Generation in RAG
1. Prompt Construction
The core task is assembling a prompt that includes the retrieved documents alongside the user’s question.
Basic structure:
System: You are a helpful assistant. Answer using only the provided context.
Context:
[Chunk 1]
[Chunk 2]
[Chunk 3]
Question: {user_query}
Answer:
Key design decisions: - Where to place context (before vs. after the question) - How to delimit chunks (XML tags, numbered sections, separators) - Whether to include chunk metadata (source, date, score) - Whether to instruct the model to say “I don’t know” if context is insufficient
2. Context Window Management
LLMs have a fixed context window. With many retrieved chunks, you can exceed it.
Strategies: - Truncation — cut off chunks that exceed the limit (lossy) - Contextual compression — use an LLM or extractor to shorten each chunk to only the relevant sentences before injecting - Map-reduce — answer each chunk independently, then synthesize the answers - Refine — iteratively refine an answer by feeding one chunk at a time
3. The Lost-in-the-Middle Problem
Research shows LLMs perform worse when relevant information is in the middle of a long context — they attend better to the beginning and end.
Mitigations: - Put the most relevant chunk first or last - Use re-ranking to surface the best chunk to a prominent position - Reduce the number of chunks passed to the prompt
4. Answer Grounding
Ensuring the generated answer actually comes from the retrieved context, not the model’s parametric memory.
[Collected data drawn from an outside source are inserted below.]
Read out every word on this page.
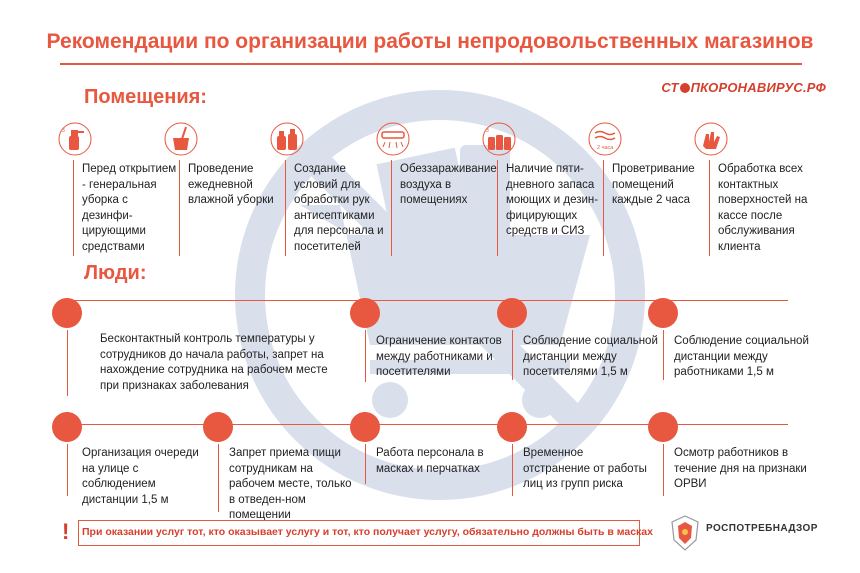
Рекомендации по организации работы непродовольственных магазинов
СТ ПКОРОНАВИРУС.РФ
Помещения:
3
Перед открытием - генеральная уборка с дезинфи-цирующими средствами
Проведение ежедневной влажной уборки
Создание условий для обработки рук антисептиками для персонала и посетителей
Обеззараживание воздуха в помещениях
3
Наличие пяти-дневного запаса моющих и дезин-фицирующих средств и СИЗ
2 часа
Проветривание помещений каждые 2 часа
Обработка всех контактных поверхностей на кассе после обслуживания клиента
Люди:
Бесконтактный контроль температуры у сотрудников до начала работы, запрет на нахождение сотрудника на рабочем месте при признаках заболевания
Ограничение контактов между работниками и посетителями
Соблюдение социальной дистанции между посетителями 1,5 м
Соблюдение социальной дистанции между работниками 1,5 м
Организация очереди на улице с соблюдением дистанции 1,5 м
Запрет приема пищи сотрудникам на рабочем месте, только в отведен-ном помещении
Работа персонала в масках и перчатках
Временное отстранение от работы лиц из групп риска
Осмотр работников в течение дня на признаки ОРВИ
! При оказании услуг тот, кто оказывает услугу и тот, кто получает услугу, обязательно должны быть в масках	РОСПОТРЕБНАДЗОР
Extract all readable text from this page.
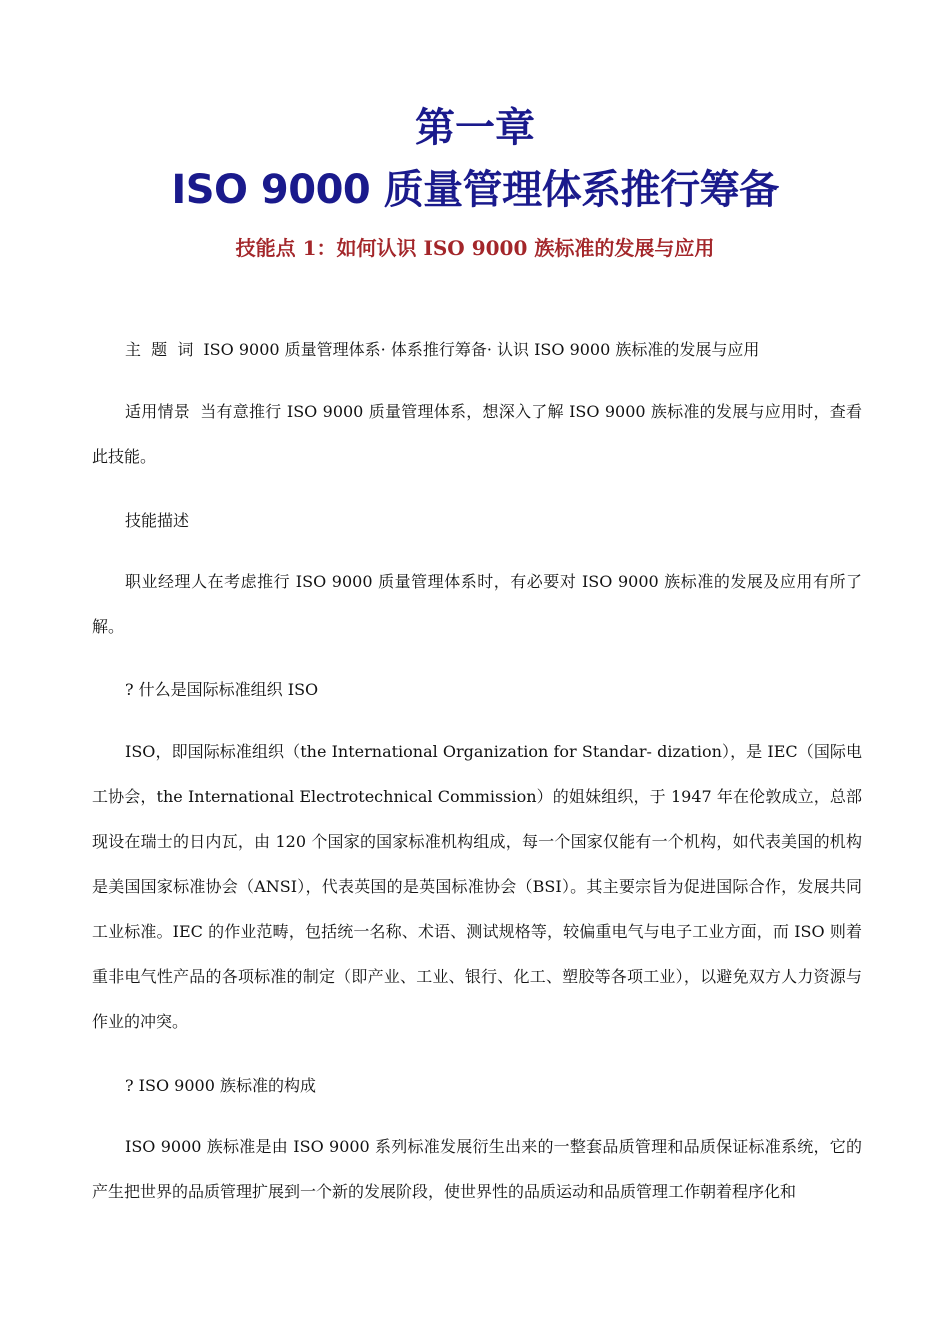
第一章
ISO 9000 质量管理体系推行筹备
技能点 1：如何认识 ISO 9000 族标准的发展与应用

主  题  词 ISO 9000 质量管理体系· 体系推行筹备· 认识 ISO 9000 族标准的发展与应用

适用情景 当有意推行 ISO 9000 质量管理体系，想深入了解 ISO 9000 族标准的发展与应用时，查看此技能。

技能描述

职业经理人在考虑推行 ISO 9000 质量管理体系时，有必要对 ISO 9000 族标准的发展及应用有所了解。

? 什么是国际标准组织 ISO

ISO，即国际标准组织（the International Organization for Standar- dization），是 IEC（国际电工协会，the International Electrotechnical Commission）的姐妹组织，于 1947 年在伦敦成立，总部现设在瑞士的日内瓦，由 120 个国家的国家标准机构组成，每一个国家仅能有一个机构，如代表美国的机构是美国国家标准协会（ANSI），代表英国的是英国标准协会（BSI）。其主要宗旨为促进国际合作，发展共同工业标准。IEC 的作业范畴，包括统一名称、术语、测试规格等，较偏重电气与电子工业方面，而 ISO 则着重非电气性产品的各项标准的制定（即产业、工业、银行、化工、塑胶等各项工业），以避免双方人力资源与作业的冲突。

? ISO 9000 族标准的构成

ISO 9000 族标准是由 ISO 9000 系列标准发展衍生出来的一整套品质管理和品质保证标准系统，它的产生把世界的品质管理扩展到一个新的发展阶段，使世界性的品质运动和品质管理工作朝着程序化和
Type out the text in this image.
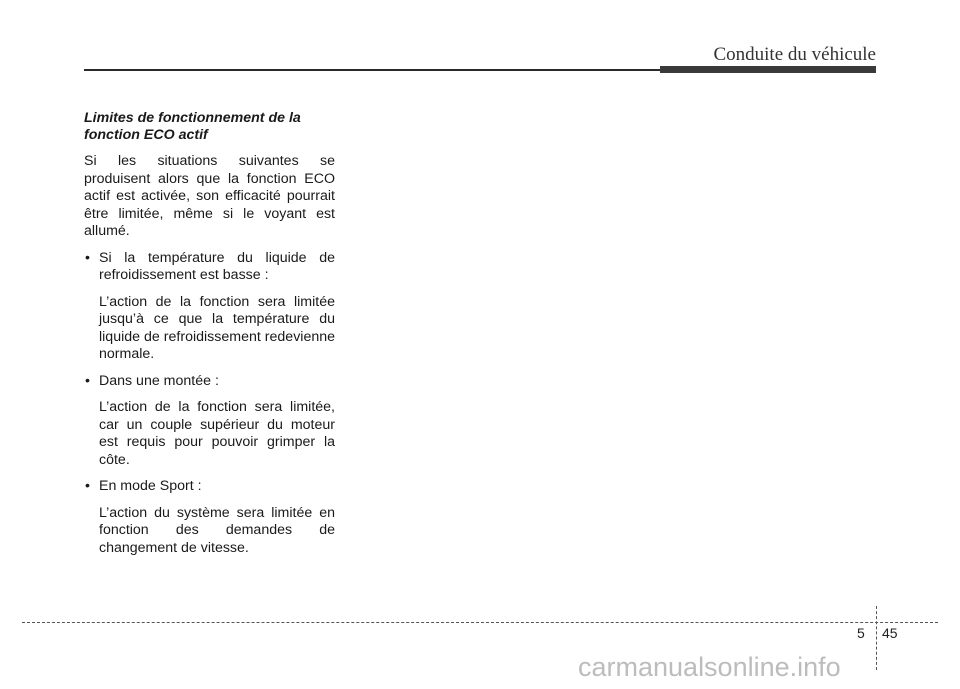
Conduite du véhicule
Limites de fonctionnement de la
fonction ECO actif

Si les situations suivantes se produisent alors que la fonction ECO actif est activée, son efficacité pourrait être limitée, même si le voyant est allumé.

• Si la température du liquide de refroidissement est basse :

L’action de la fonction sera limitée jusqu’à ce que la température du liquide de refroidissement redevienne normale.

• Dans une montée :

L’action de la fonction sera limitée, car un couple supérieur du moteur est requis pour pouvoir grimper la côte.

• En mode Sport :

L’action du système sera limitée en fonction des demandes de changement de vitesse.

5 45
carmanualsonline.info
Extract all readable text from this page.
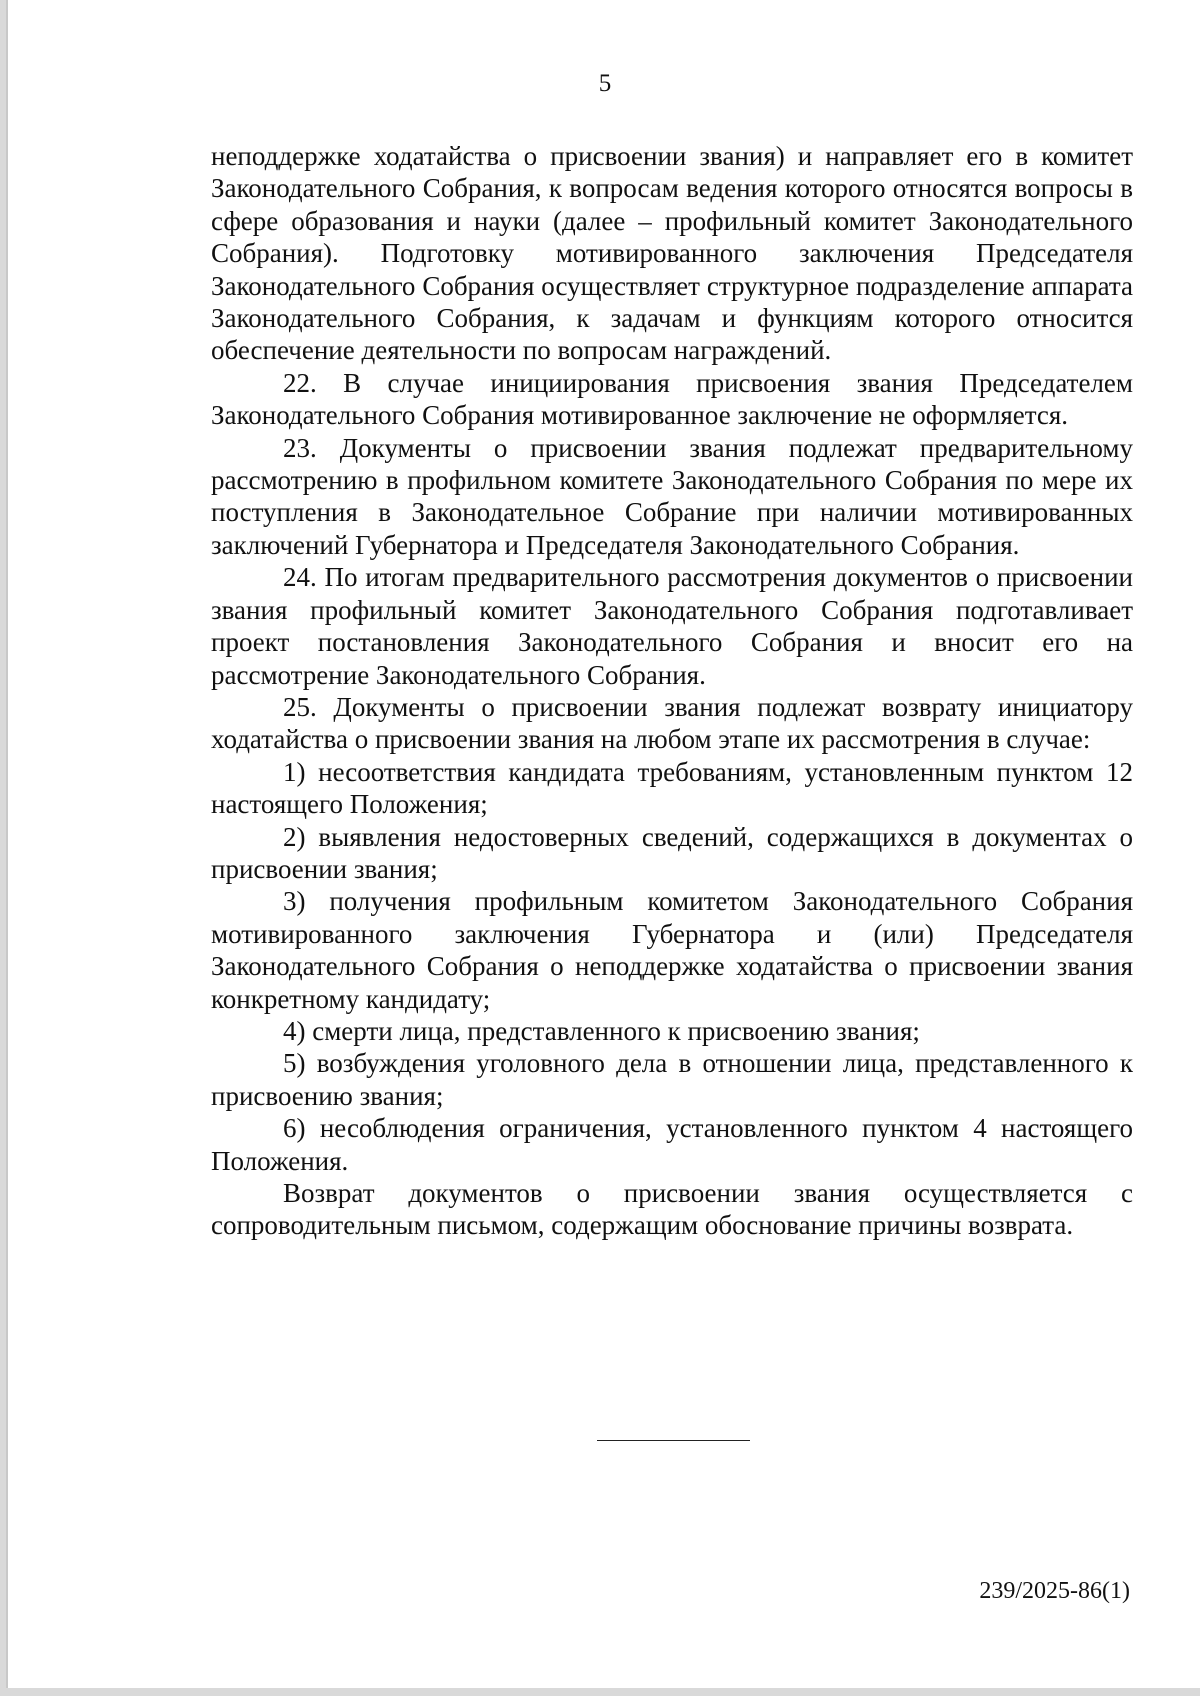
5

неподдержке ходатайства о присвоении звания) и направляет его в комитет Законодательного Собрания, к вопросам ведения которого относятся вопросы в сфере образования и науки (далее – профильный комитет Законодательного Собрания). Подготовку мотивированного заключения Председателя Законодательного Собрания осуществляет структурное подразделение аппарата Законодательного Собрания, к задачам и функциям которого относится обеспечение деятельности по вопросам награждений.

22. В случае инициирования присвоения звания Председателем Законодательного Собрания мотивированное заключение не оформляется.

23. Документы о присвоении звания подлежат предварительному рассмотрению в профильном комитете Законодательного Собрания по мере их поступления в Законодательное Собрание при наличии мотивированных заключений Губернатора и Председателя Законодательного Собрания.

24. По итогам предварительного рассмотрения документов о присвоении звания профильный комитет Законодательного Собрания подготавливает проект постановления Законодательного Собрания и вносит его на рассмотрение Законодательного Собрания.

25. Документы о присвоении звания подлежат возврату инициатору ходатайства о присвоении звания на любом этапе их рассмотрения в случае:

1) несоответствия кандидата требованиям, установленным пунктом 12 настоящего Положения;

2) выявления недостоверных сведений, содержащихся в документах о присвоении звания;

3) получения профильным комитетом Законодательного Собрания мотивированного заключения Губернатора и (или) Председателя Законодательного Собрания о неподдержке ходатайства о присвоении звания конкретному кандидату;

4) смерти лица, представленного к присвоению звания;

5) возбуждения уголовного дела в отношении лица, представленного к присвоению звания;

6) несоблюдения ограничения, установленного пунктом 4 настоящего Положения.

Возврат документов о присвоении звания осуществляется с сопроводительным письмом, содержащим обоснование причины возврата.

239/2025-86(1)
Techniques: - Explicit instruction: “Only use the provided documents. Do not use prior knowledge.” - Ask the model to quote or cite the source passage - Post-generation verification (check if claims exist in context) - Faithfulness scoring with RAGAS or TruLens
5. Citation and Attribution
Telling the user where the answer came from builds trust and allows verification.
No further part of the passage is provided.